For the final step, we write the DynamicFrame to Amazon S3 and to Amazon Redshift.
- Write the DynamicFrame to Amazon S3 with the next code:
The CodeWhisperer advice is just like the next code snippet:
We have to right the code snippet generated after the advice as a result of it doesn’t include partition keys. As we identified, partitionkeys
is empty, so we will have one other code block suggestion to set partitionkey
after which write it to the goal Amazon S3 location. Additionally, in accordance with the most recent updates associated to writing DynamicFrames to Amazon S3 utilizing glueparquet, format = "glueparquet"
is now not used. As a substitute, you could use the parquet sort with useGlueParquetWriter
enabled.
After the updates, our code seems to be just like the next:
Another choice right here can be to write down the recordsdata to Amazon Redshift utilizing a JDBC connection.
- First, enter the next command to verify whether or not CodeWhisperer will perceive the remark in a single sentence and use the right features or not:
The output of the remark is just like the next code snippet:
As we will see, CodeWhisperer accurately interpreted the remark by choosing solely the desired columns to write down to Amazon Redshift.
- Now, use CodeWhisperer to write down the DynamicFrame to Amazon Redshift. We use the Preaction parameter to run a SQL question to pick solely sure columns to be written to Amazon Redshift:
The CodeWhisperer advice is just like the next code snippet:
After checking the previous code snippet, you’ll be able to observe that there’s a misplaced format
, which you’ll be able to take away.

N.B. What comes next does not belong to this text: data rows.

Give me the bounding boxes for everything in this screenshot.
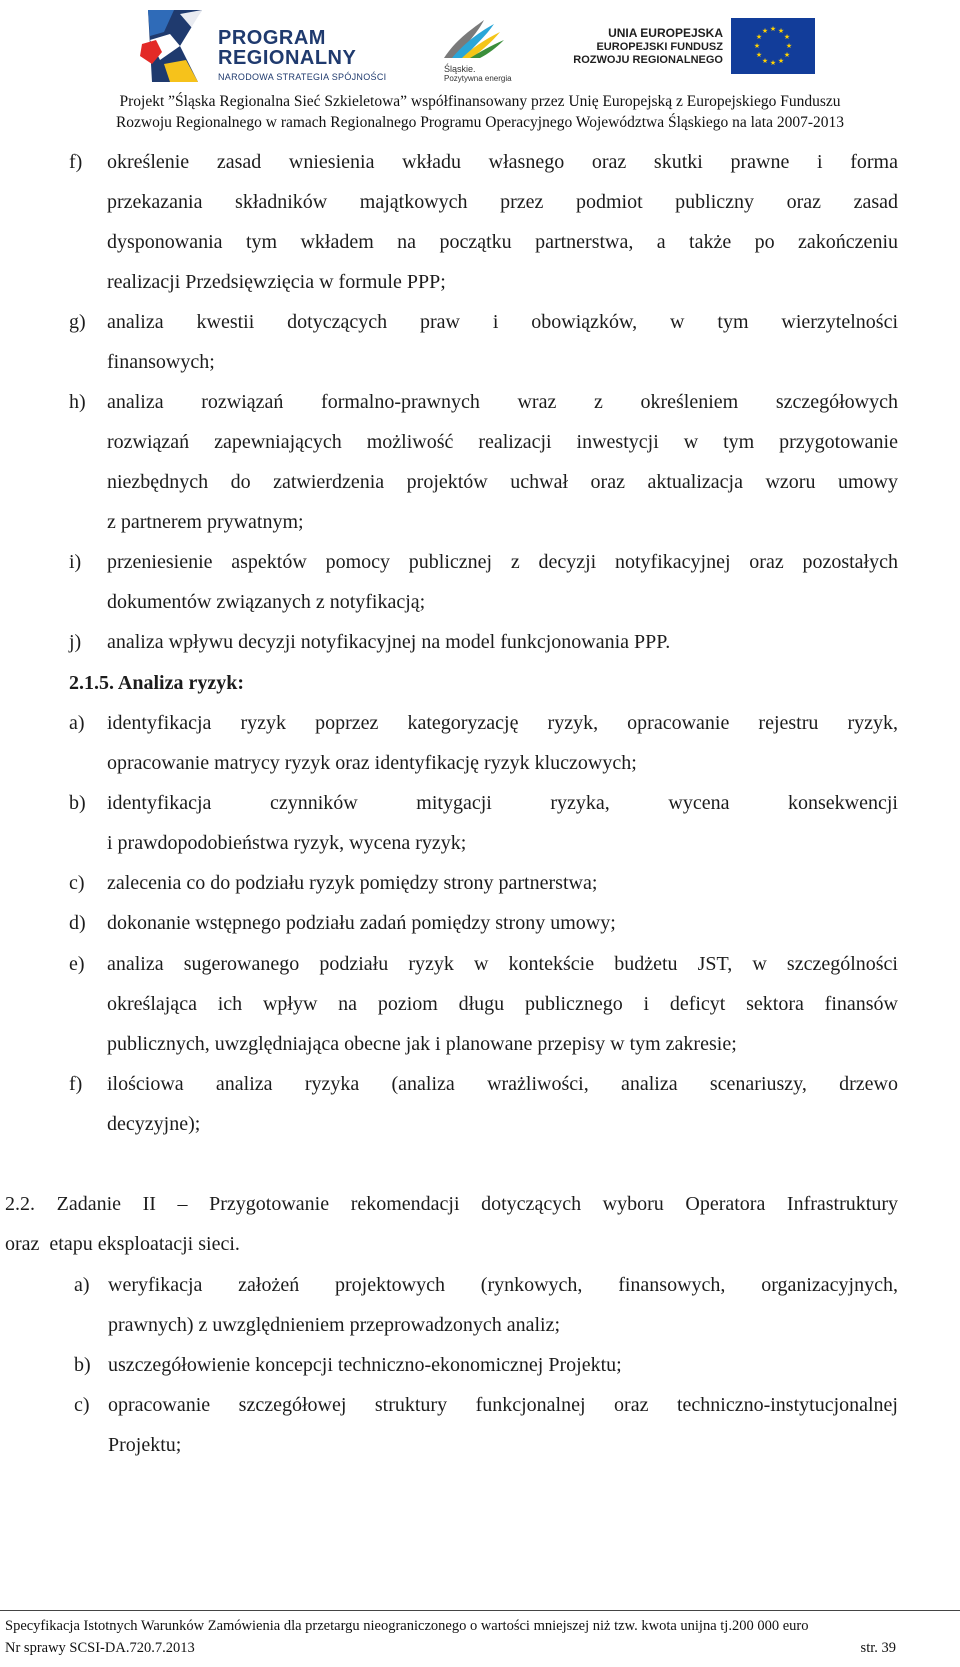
- footer-divider: [0, 1610, 960, 1611]
- list-item-line: dysponowania tym wkładem na początku partnerstwa, a także po zakończeniu: [107, 231, 898, 253]
- eu-logo-line3: ROZWOJU REGIONALNEGO: [573, 54, 723, 66]
- section-heading-continuation: oraz etapu eksploatacji sieci.: [5, 1233, 240, 1255]
- svg-text:★: ★: [777, 27, 785, 35]
- list-item-line: z partnerem prywatnym;: [107, 511, 304, 533]
- header-logos: [0, 0, 960, 88]
- list-item-label: g): [69, 311, 86, 333]
- list-item-label: c): [74, 1394, 90, 1416]
- list-item-line: określająca ich wpływ na poziom długu publicznego i deficyt sektora finansów: [107, 993, 898, 1015]
- list-item-label: f): [69, 1073, 83, 1095]
- list-item-line: analiza kwestii dotyczących praw i obowiązków, w tym wierzytelności: [107, 311, 898, 333]
- footer-spec-line: Specyfikacja Istotnych Warunków Zamówienia dla przetargu nieograniczonego o wartości mniejszej niż tzw. kwota unijna tj.200 000 euro: [5, 1618, 809, 1634]
- list-item-label: c): [69, 872, 85, 894]
- eu-flag-icon: [731, 18, 815, 74]
- list-item-line: zalecenia co do podziału ryzyk pomiędzy strony partnerstwa;: [107, 872, 598, 894]
- section-heading: 2.2. Zadanie II – Przygotowanie rekomendacji dotyczących wyboru Operatora Infrastruktury: [5, 1193, 898, 1215]
- list-item-line: decyzyjne);: [107, 1113, 201, 1135]
- list-item-label: b): [69, 792, 86, 814]
- list-item-line: dokumentów związanych z notyfikacją;: [107, 591, 426, 613]
- slaskie-wave-icon: [438, 10, 508, 64]
- list-item-line: publicznych, uwzględniająca obecne jak i planowane przepisy w tym zakresie;: [107, 1033, 737, 1055]
- program-logo-line2: REGIONALNY: [218, 47, 357, 69]
- svg-text:★: ★: [783, 33, 791, 41]
- list-item-label: b): [74, 1354, 91, 1376]
- slaskie-logo: [438, 10, 518, 88]
- svg-text:★: ★: [755, 51, 763, 59]
- svg-text:★: ★: [753, 42, 761, 50]
- list-item-line: identyfikacja ryzyk poprzez kategoryzację ryzyk, opracowanie rejestru ryzyk,: [107, 712, 898, 734]
- page-number: str. 39: [860, 1640, 896, 1656]
- svg-text:★: ★: [761, 57, 769, 65]
- list-item-line: realizacji Przedsięwzięcia w formule PPP;: [107, 271, 446, 293]
- slaskie-logo-line2: Pozytywna energia: [444, 74, 512, 83]
- eu-logo-line1: UNIA EUROPEJSKA: [608, 26, 723, 40]
- svg-text:★: ★: [777, 57, 785, 65]
- list-item-line: i prawdopodobieństwa ryzyk, wycena ryzyk;: [107, 832, 467, 854]
- svg-text:★: ★: [783, 51, 791, 59]
- project-info-line2: Rozwoju Regionalnego w ramach Regionalnego Programu Operacyjnego Województwa Śląskiego na lata 2007-2013: [115, 114, 845, 131]
- list-item-label: a): [74, 1274, 90, 1296]
- footer-case-number: Nr sprawy SCSI-DA.720.7.2013: [5, 1640, 195, 1656]
- eu-logo: [573, 16, 815, 76]
- list-item-line: opracowanie szczegółowej struktury funkcjonalnej oraz techniczno-instytucjonalnej: [108, 1394, 898, 1416]
- program-regionalny-mark-icon: [140, 6, 210, 84]
- project-info-line1: Projekt ”Śląska Regionalna Sieć Szkieletowa” współfinansowany przez Unię Europejską z Europejskiego Funduszu: [119, 93, 841, 110]
- list-item-label: e): [69, 953, 85, 975]
- list-item-line: ilościowa analiza ryzyka (analiza wrażliwości, analiza scenariuszy, drzewo: [107, 1073, 898, 1095]
- list-item-line: analiza sugerowanego podziału ryzyk w kontekście budżetu JST, w szczególności: [107, 953, 898, 975]
- svg-text:★: ★: [769, 59, 777, 67]
- list-item-label: h): [69, 391, 86, 413]
- list-item-label: f): [69, 151, 83, 173]
- list-item-line: prawnych) z uwzględnieniem przeprowadzonych analiz;: [108, 1314, 561, 1336]
- list-item-line: opracowanie matrycy ryzyk oraz identyfikację ryzyk kluczowych;: [107, 752, 637, 774]
- list-item-line: przekazania składników majątkowych przez podmiot publiczny oraz zasad: [107, 191, 898, 213]
- svg-text:★: ★: [755, 33, 763, 41]
- list-item-line: finansowych;: [107, 351, 215, 373]
- list-item-line: weryfikacja założeń projektowych (rynkowych, finansowych, organizacyjnych,: [108, 1274, 898, 1296]
- list-item-line: Projektu;: [108, 1434, 182, 1456]
- list-item-label: a): [69, 712, 85, 734]
- list-item-line: określenie zasad wniesienia wkładu własnego oraz skutki prawne i forma: [107, 151, 898, 173]
- list-item-line: rozwiązań zapewniających możliwość realizacji inwestycji w tym przygotowanie: [107, 431, 898, 453]
- list-item-line: analiza wpływu decyzji notyfikacyjnej na model funkcjonowania PPP.: [107, 631, 671, 653]
- list-item-line: niezbędnych do zatwierdzenia projektów uchwał oraz aktualizacja wzoru umowy: [107, 471, 898, 493]
- program-logo-line3: NARODOWA STRATEGIA SPÓJNOŚCI: [218, 72, 387, 82]
- slaskie-logo-line1: Śląskie.: [444, 64, 476, 74]
- svg-text:★: ★: [785, 42, 793, 50]
- list-item-label: d): [69, 912, 86, 934]
- eu-logo-line2: EUROPEJSKI FUNDUSZ: [596, 41, 723, 53]
- program-regionalny-logo: [140, 6, 400, 84]
- list-item-line: dokonanie wstępnego podziału zadań pomiędzy strony umowy;: [107, 912, 616, 934]
- section-heading: 2.1.5. Analiza ryzyk:: [69, 672, 244, 694]
- list-item-line: uszczegółowienie koncepcji techniczno-ekonomicznej Projektu;: [108, 1354, 622, 1376]
- list-item-line: przeniesienie aspektów pomocy publicznej z decyzji notyfikacyjnej oraz pozostałych: [107, 551, 898, 573]
- list-item-label: i): [69, 551, 82, 573]
- list-item-line: identyfikacja czynników mitygacji ryzyka, wycena konsekwencji: [107, 792, 898, 814]
- list-item-label: j): [69, 631, 82, 653]
- svg-text:★: ★: [769, 25, 777, 33]
- svg-text:★: ★: [761, 27, 769, 35]
- list-item-line: analiza rozwiązań formalno-prawnych wraz z określeniem szczegółowych: [107, 391, 898, 413]
- program-logo-line1: PROGRAM: [218, 27, 326, 49]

You can even add the iam_role
as an enter in connection_options
. You can even discover that CodeWhisperer has mechanically assumed the Redshift URL to have the identical identify because the S3 folder that we used. Subsequently, you could change the URL and the S3 temp listing bucket to mirror your individual parameters and take away the password parameter. The ultimate code snippet ought to be just like the next:
The next is the entire code and remark snippets:
Conclusion
On this publish, we demonstrated a real-world use case on how AWS Glue Studio pocket book integration with CodeWhisperer helps you construct information integration jobs sooner. You can begin utilizing the AWS Glue Studio pocket book with CodeWhisperer to speed up constructing your information integration jobs.
To study extra about utilizing AWS Glue Studio notebooks and CodeWhisperer, try the next video.
In regards to the authors
Ishan Gaur works as Sr. Massive Information Cloud Engineer ( ETL ) specialised in AWS Glue. He’s keen about serving to prospects constructing out scalable distributed ETL workloads and analytics pipelines on AWS.
Omar Elkharbotly is a Glue SME who works as Massive Information Cloud Assist Engineer 2 (DIST). He’s devoted to aiding prospects in resolving points associated to their ETL workloads and creating scalable information processing and analytics pipelines on AWS.